Last Updated: Friday, 19 September 2014, 13:55 GMT

UN Human Rights Council: Strong Message on Bahrain Abuses

Publisher Human Rights Watch
Publication Date 28 June 2012
Cite as Human Rights Watch, UN Human Rights Council: Strong Message on Bahrain Abuses, 28 June 2012, available at: http://www.refworld.org/docid/4ff2da5a2.html [accessed 20 September 2014]
DisclaimerThis is not a UNHCR publication. UNHCR is not responsible for, nor does it necessarily endorse, its content.
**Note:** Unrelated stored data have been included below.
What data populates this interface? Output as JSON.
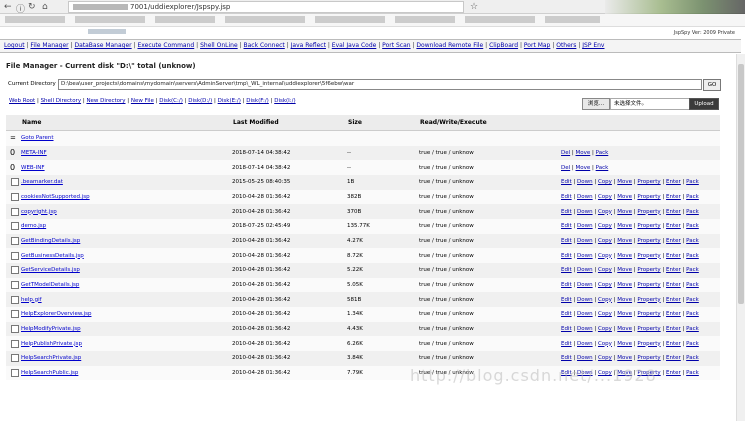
{
  "browser": {
    "url_suffix": "7001/uddiexplorer/Jspspy.jsp",
    "back_icon": "back-arrow-icon",
    "refresh_icon": "refresh-icon",
    "home_icon": "home-icon"
  },
  "page": {
    "blurred_link": "jspy",
    "version": "JspSpy Ver: 2009 Private"
  },
  "menu": [
    "Logout",
    "File Manager",
    "DataBase Manager",
    "Execute Command",
    "Shell OnLine",
    "Back Connect",
    "Java Reflect",
    "Eval Java Code",
    "Port Scan",
    "Download Remote File",
    "ClipBoard",
    "Port Map",
    "Others",
    "JSP Env"
  ],
  "file_manager": {
    "title": "File Manager - Current disk \"D:\\\" total (unknow)",
    "current_directory_label": "Current Directory",
    "current_directory_value": "D:\\bea\\user_projects\\domains\\mydomain\\servers\\AdminServer\\tmp\\_WL_internal\\uddiexplorer\\5f6ebw\\war",
    "go_label": "GO",
    "toolbar": [
      "Web Root",
      "Shell Directory",
      "New Directory",
      "New File",
      "Disk(C:/)",
      "Disk(D:/)",
      "Disk(E:/)",
      "Disk(F:/)",
      "Disk(I:/)"
    ],
    "browse_label": "浏览...",
    "file_input_placeholder": "未选择文件。",
    "upload_label": "Upload",
    "columns": {
      "name": "Name",
      "modified": "Last Modified",
      "size": "Size",
      "rwe": "Read/Write/Execute"
    },
    "parent_label": "Goto Parent",
    "rows": [
      {
        "type": "dir",
        "name": "META-INF",
        "modified": "2018-07-14 04:38:42",
        "size": "--",
        "rwe": "true / true / unknow"
      },
      {
        "type": "dir",
        "name": "WEB-INF",
        "modified": "2018-07-14 04:38:42",
        "size": "--",
        "rwe": "true / true / unknow"
      },
      {
        "type": "file",
        "name": ".beamarker.dat",
        "modified": "2015-05-25 08:40:35",
        "size": "1B",
        "rwe": "true / true / unknow"
      },
      {
        "type": "file",
        "name": "cookiesNotSupported.jsp",
        "modified": "2010-04-28 01:36:42",
        "size": "382B",
        "rwe": "true / true / unknow"
      },
      {
        "type": "file",
        "name": "copyright.jsp",
        "modified": "2010-04-28 01:36:42",
        "size": "370B",
        "rwe": "true / true / unknow"
      },
      {
        "type": "file",
        "name": "demo.jsp",
        "modified": "2018-07-25 02:45:49",
        "size": "135.77K",
        "rwe": "true / true / unknow"
      },
      {
        "type": "file",
        "name": "GetBindingDetails.jsp",
        "modified": "2010-04-28 01:36:42",
        "size": "4.27K",
        "rwe": "true / true / unknow"
      },
      {
        "type": "file",
        "name": "GetBusinessDetails.jsp",
        "modified": "2010-04-28 01:36:42",
        "size": "8.72K",
        "rwe": "true / true / unknow"
      },
      {
        "type": "file",
        "name": "GetServiceDetails.jsp",
        "modified": "2010-04-28 01:36:42",
        "size": "5.22K",
        "rwe": "true / true / unknow"
      },
      {
        "type": "file",
        "name": "GetTModelDetails.jsp",
        "modified": "2010-04-28 01:36:42",
        "size": "5.05K",
        "rwe": "true / true / unknow"
      },
      {
        "type": "file",
        "name": "help.gif",
        "modified": "2010-04-28 01:36:42",
        "size": "581B",
        "rwe": "true / true / unknow"
      },
      {
        "type": "file",
        "name": "HelpExplorerOverview.jsp",
        "modified": "2010-04-28 01:36:42",
        "size": "1.34K",
        "rwe": "true / true / unknow"
      },
      {
        "type": "file",
        "name": "HelpModifyPrivate.jsp",
        "modified": "2010-04-28 01:36:42",
        "size": "4.43K",
        "rwe": "true / true / unknow"
      },
      {
        "type": "file",
        "name": "HelpPublishPrivate.jsp",
        "modified": "2010-04-28 01:36:42",
        "size": "6.26K",
        "rwe": "true / true / unknow"
      },
      {
        "type": "file",
        "name": "HelpSearchPrivate.jsp",
        "modified": "2010-04-28 01:36:42",
        "size": "3.84K",
        "rwe": "true / true / unknow"
      },
      {
        "type": "file",
        "name": "HelpSearchPublic.jsp",
        "modified": "2010-04-28 01:36:42",
        "size": "7.79K",
        "rwe": "true / true / unknow"
      }
    ],
    "dir_actions": [
      "Del",
      "Move",
      "Pack"
    ],
    "file_actions": [
      "Edit",
      "Down",
      "Copy",
      "Move",
      "Property",
      "Enter",
      "Pack"
    ]
  },
  "watermark": "http://blog.csdn.net/...1928"
}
Any views expressed are solely those of the author or publisher and do not necessarily reflect those of UNHCR, the United Nations or its Member States.

For the first time, 28 countries, including Mexico, Norway, Costa Rica, France, and Germany, condemned ongoing violations in Bahrain through a joint collective declaration pronounced by Switzerland during a UN Human Rights Council debate. But the United States, the United Kingdom (UK), and seven other European Union (EU) states remained silent.
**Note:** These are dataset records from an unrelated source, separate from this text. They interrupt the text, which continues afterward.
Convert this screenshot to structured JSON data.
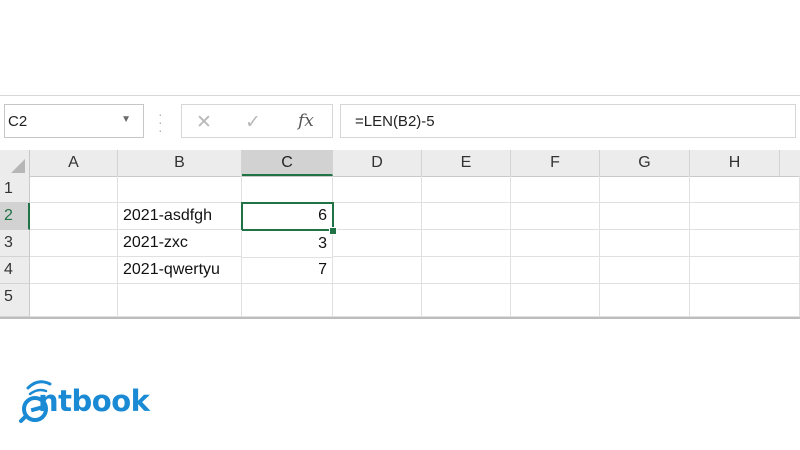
{
  "formula_bar": {
    "name_box": "C2",
    "formula": "=LEN(B2)-5",
    "fx_label": "fx"
  },
  "columns": [
    "A",
    "B",
    "C",
    "D",
    "E",
    "F",
    "G",
    "H"
  ],
  "rows": [
    "1",
    "2",
    "3",
    "4",
    "5"
  ],
  "cells": {
    "B2": "2021-asdfgh",
    "B3": "2021-zxc",
    "B4": "2021-qwertyu",
    "C2": "6",
    "C3": "3",
    "C4": "7"
  },
  "logo": {
    "text": "ntbook",
    "brand_color": "#1a8ad4"
  },
  "accent_color": "#217346"
}
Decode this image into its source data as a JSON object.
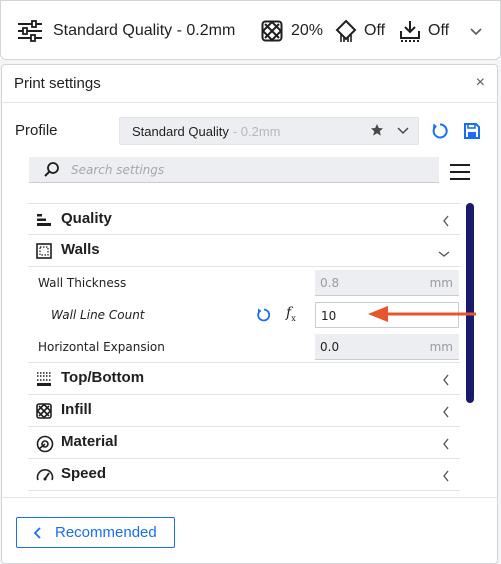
{
  "topbar": {
    "profile": {
      "icon": "sliders-icon",
      "label": "Standard Quality - 0.2mm"
    },
    "infill": {
      "icon": "infill-icon",
      "value": "20%"
    },
    "support": {
      "icon": "support-icon",
      "value": "Off"
    },
    "adhesion": {
      "icon": "adhesion-icon",
      "value": "Off"
    },
    "expand_icon": "chevron-down-icon"
  },
  "panel": {
    "title": "Print settings",
    "close_label": "×",
    "profile": {
      "label": "Profile",
      "selected_name": "Standard Quality",
      "selected_suffix": "- 0.2mm"
    },
    "search": {
      "placeholder": "Search settings",
      "value": ""
    },
    "categories": [
      {
        "label": "Quality",
        "icon": "quality-icon",
        "expanded": false
      },
      {
        "label": "Walls",
        "icon": "walls-icon",
        "expanded": true
      },
      {
        "label": "Top/Bottom",
        "icon": "top-bottom-icon",
        "expanded": false
      },
      {
        "label": "Infill",
        "icon": "infill-icon",
        "expanded": false
      },
      {
        "label": "Material",
        "icon": "material-icon",
        "expanded": false
      },
      {
        "label": "Speed",
        "icon": "speed-icon",
        "expanded": false
      }
    ],
    "walls_settings": [
      {
        "label": "Wall Thickness",
        "value": "0.8",
        "unit": "mm",
        "disabled": true
      },
      {
        "label": "Wall Line Count",
        "value": "10",
        "unit": "",
        "active": true
      },
      {
        "label": "Horizontal Expansion",
        "value": "0.0",
        "unit": "mm"
      }
    ],
    "fx_label": "f",
    "fx_sub": "x",
    "recommended_button": "Recommended"
  },
  "colors": {
    "accent": "#196ef0",
    "scrollbar": "#1a1a6c",
    "annotation_arrow": "#e8542c"
  }
}
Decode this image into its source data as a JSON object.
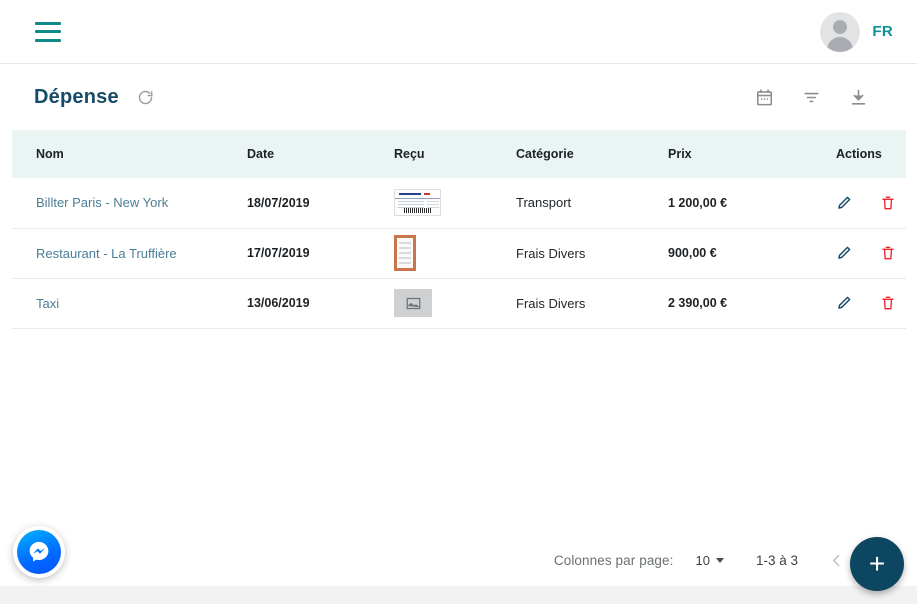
{
  "topbar": {
    "menu_icon": "hamburger-menu-icon",
    "avatar_icon": "user-avatar-icon",
    "language": "FR"
  },
  "page": {
    "title": "Dépense",
    "refresh_icon": "refresh-icon",
    "tools": [
      {
        "name": "calendar-icon",
        "label": "Calendrier"
      },
      {
        "name": "filter-icon",
        "label": "Filtre"
      },
      {
        "name": "download-icon",
        "label": "Télécharger"
      }
    ]
  },
  "table": {
    "columns": [
      "Nom",
      "Date",
      "Reçu",
      "Catégorie",
      "Prix",
      "Actions"
    ],
    "rows": [
      {
        "nom": "Billter Paris - New York",
        "date": "18/07/2019",
        "recu": "ticket-thumbnail",
        "categorie": "Transport",
        "prix": "1 200,00 €",
        "edit_icon": "edit-pencil-icon",
        "delete_icon": "delete-trash-icon"
      },
      {
        "nom": "Restaurant - La Truffière",
        "date": "17/07/2019",
        "recu": "receipt-thumbnail",
        "categorie": "Frais Divers",
        "prix": "900,00 €",
        "edit_icon": "edit-pencil-icon",
        "delete_icon": "delete-trash-icon"
      },
      {
        "nom": "Taxi",
        "date": "13/06/2019",
        "recu": "image-placeholder",
        "categorie": "Frais Divers",
        "prix": "2 390,00 €",
        "edit_icon": "edit-pencil-icon",
        "delete_icon": "delete-trash-icon"
      }
    ]
  },
  "footer": {
    "rows_per_page_label": "Colonnes par page:",
    "rows_per_page_value": "10",
    "range": "1-3 à 3",
    "prev_icon": "chevron-left-icon",
    "add_button": "+"
  },
  "widgets": {
    "messenger": "messenger-bubble-icon"
  },
  "colors": {
    "accent_teal": "#0d9396",
    "title_navy": "#174b68",
    "header_bg": "#e9f4f3",
    "link": "#4b7e95",
    "delete_red": "#f0222a",
    "fab_navy": "#0d4660"
  }
}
The cross-regional statement called for implementing all the recommendations, including the release of political prisoners, of the Bahrain Independent Commission of Inquiry, appointed by King Hamad bin Isa Al Khalifa following street demonstrations in Bahrain early in 2011. The group of states also called upon Bahrain to ensure accountability for those in government who have committed abuses.

"This joint action is an important step as it put the government of Bahrain on notice that the UN Human Rights Council will keep a close watch on the situation in the country," said Joe Stork, Deputy Middle East director at Human Rights Watch.

However, the US, the UK, and seven other members of the EU (Cyprus, Greece, Hungary, Latvia, Lithuania, Malta and Sweden) decided not to support the joint initiative. In spite of continued attacks of largely peaceful protests, the detention of demonstrators and activists, and the use by Bahraini courts of confessions obtained under torture, the US and the United Kingdom decided to remain silent on the gravity of the situation and the lack of engagement of Bahrain with UN human rights mechanisms.

"The United States, the United Kingdom, and other countries that opted for silence today on the abuses committed in Bahrain should make use of the remaining debates of the Human Rights Council to clearly voice their concerns about ongoing violence and detention and trials of peaceful protesters in Bahrain," Stork said.